Decades of research have shown us that the special bond we share with animals is as nuanced as it is rewarding. At a time when the global pandemic continues to keep us physically apart from loved ones, we’re committed to better understanding the science behind the human-animal bond and how it can help address societal challenges such as social isolation and loneliness.
Only through continued scientific exploration will we learn more about the specific elements of human-animal interaction (HAI) that can be beneficial in alleviating the effects of loneliness and isolation.
To this end, the Human-Animal Bond Research Institute (HABRI) and Mars Petcare, with support from the consortium of partners attending the first-ever Social Isolation and Companion Animals Summit, contributed three papers to a special issue published in the journal Animals.

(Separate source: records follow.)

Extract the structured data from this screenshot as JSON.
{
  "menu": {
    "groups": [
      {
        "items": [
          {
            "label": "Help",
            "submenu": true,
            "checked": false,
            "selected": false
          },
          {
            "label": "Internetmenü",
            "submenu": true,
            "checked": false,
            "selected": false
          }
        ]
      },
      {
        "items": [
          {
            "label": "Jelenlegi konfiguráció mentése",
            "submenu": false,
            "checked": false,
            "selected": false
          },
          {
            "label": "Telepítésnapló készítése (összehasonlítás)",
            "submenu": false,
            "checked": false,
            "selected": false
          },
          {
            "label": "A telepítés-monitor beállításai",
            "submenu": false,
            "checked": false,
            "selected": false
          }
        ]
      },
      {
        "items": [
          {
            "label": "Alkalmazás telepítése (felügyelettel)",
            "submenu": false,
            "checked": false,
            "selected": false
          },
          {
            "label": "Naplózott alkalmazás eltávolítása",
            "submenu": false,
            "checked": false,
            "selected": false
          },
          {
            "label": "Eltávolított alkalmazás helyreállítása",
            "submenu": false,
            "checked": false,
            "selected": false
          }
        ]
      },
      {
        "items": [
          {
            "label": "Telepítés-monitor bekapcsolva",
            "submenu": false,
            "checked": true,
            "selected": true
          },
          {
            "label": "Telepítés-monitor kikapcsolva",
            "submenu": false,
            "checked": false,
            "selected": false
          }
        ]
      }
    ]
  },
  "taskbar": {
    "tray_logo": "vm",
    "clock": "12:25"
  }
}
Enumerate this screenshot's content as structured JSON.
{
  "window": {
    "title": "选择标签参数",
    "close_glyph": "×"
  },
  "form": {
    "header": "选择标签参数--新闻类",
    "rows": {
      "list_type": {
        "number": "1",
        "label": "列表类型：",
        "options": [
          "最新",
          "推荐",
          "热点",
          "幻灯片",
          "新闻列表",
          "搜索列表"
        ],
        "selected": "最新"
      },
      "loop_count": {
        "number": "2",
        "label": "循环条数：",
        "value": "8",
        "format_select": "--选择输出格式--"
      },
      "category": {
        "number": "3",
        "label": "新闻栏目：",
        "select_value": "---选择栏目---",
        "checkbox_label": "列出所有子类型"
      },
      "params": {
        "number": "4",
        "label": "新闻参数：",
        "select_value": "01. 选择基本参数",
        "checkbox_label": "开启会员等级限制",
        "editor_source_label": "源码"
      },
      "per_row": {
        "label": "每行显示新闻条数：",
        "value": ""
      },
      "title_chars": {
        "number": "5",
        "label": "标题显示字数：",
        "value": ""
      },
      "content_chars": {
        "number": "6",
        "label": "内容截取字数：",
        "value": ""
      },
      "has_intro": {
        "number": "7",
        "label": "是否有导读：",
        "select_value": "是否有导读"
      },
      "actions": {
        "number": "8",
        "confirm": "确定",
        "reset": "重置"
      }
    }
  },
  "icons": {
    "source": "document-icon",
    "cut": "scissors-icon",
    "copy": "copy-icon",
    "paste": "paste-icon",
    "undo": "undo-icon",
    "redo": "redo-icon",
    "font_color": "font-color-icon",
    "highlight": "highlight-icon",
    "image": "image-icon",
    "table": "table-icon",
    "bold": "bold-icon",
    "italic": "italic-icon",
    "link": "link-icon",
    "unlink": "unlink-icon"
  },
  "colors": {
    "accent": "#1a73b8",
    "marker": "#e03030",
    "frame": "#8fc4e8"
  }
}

This issue looks at Social Isolation and the Roles That Animals Play in Supporting the Lives of Humans, with a focus on lessons learned from COVID-19.
One paper led by Dr Dawn Carr, PhD, Department of Sociology, Florida State University, analysed longitudinal survey data of adults over the age of 60 to test the association between social consequences of COVID-19 and changes in loneliness and the buffering effect of dog walking on this relationship. Perhaps unsurprisingly, the research found that the COVID-19 pandemic was associated with increases in loneliness, but that daily walks with a dog buffered this effect, suggesting a potential therapeutic effect of dog walking for promoting mental health in older adults, particularly in the context of stressful situations that might increase feelings of loneliness.
A second paper led by Dr Angela Hughes, DVM, PhD, Global Science Advocacy Senior Manager, Mars Petcare, shares insights on the impact of the HABRI-Mars Petcare Consortium on Social Isolation and Companion Animals and how this collaboration has yielded actionable insights and research projects, serving as a model for future cross-disciplinary thinking to advocate and elevate HAI for the mutual benefit of companion animals and people alike.
The third paper, led by Dr Zenithson Ng, DVM, MS, Dipl ABVP, of the University of Tennessee College of Veterinary Medicine, discusses the impact of the COVID-19 pandemic on the ways people interact with different types of companion animals including owned pets, therapy animals and service dogs. The paper provides solution-focused suggestions for ways we can continue to share the power of the human-animal bond during times when physical connections are limited and when social connection is needed most.
“These publications represent a critical aspect of our Consortium effort to explore the potential of companion animals to help address the epidemic of loneliness and social isolation, which has only grown more pressing since the pandemic began,” said Steven Feldman, president of HABRI. “As these papers highlight, the human-animal bond has served as a key source of emotional and social support for so many over the last year-and-a-half, underscoring the importance of future research investigating this impact.”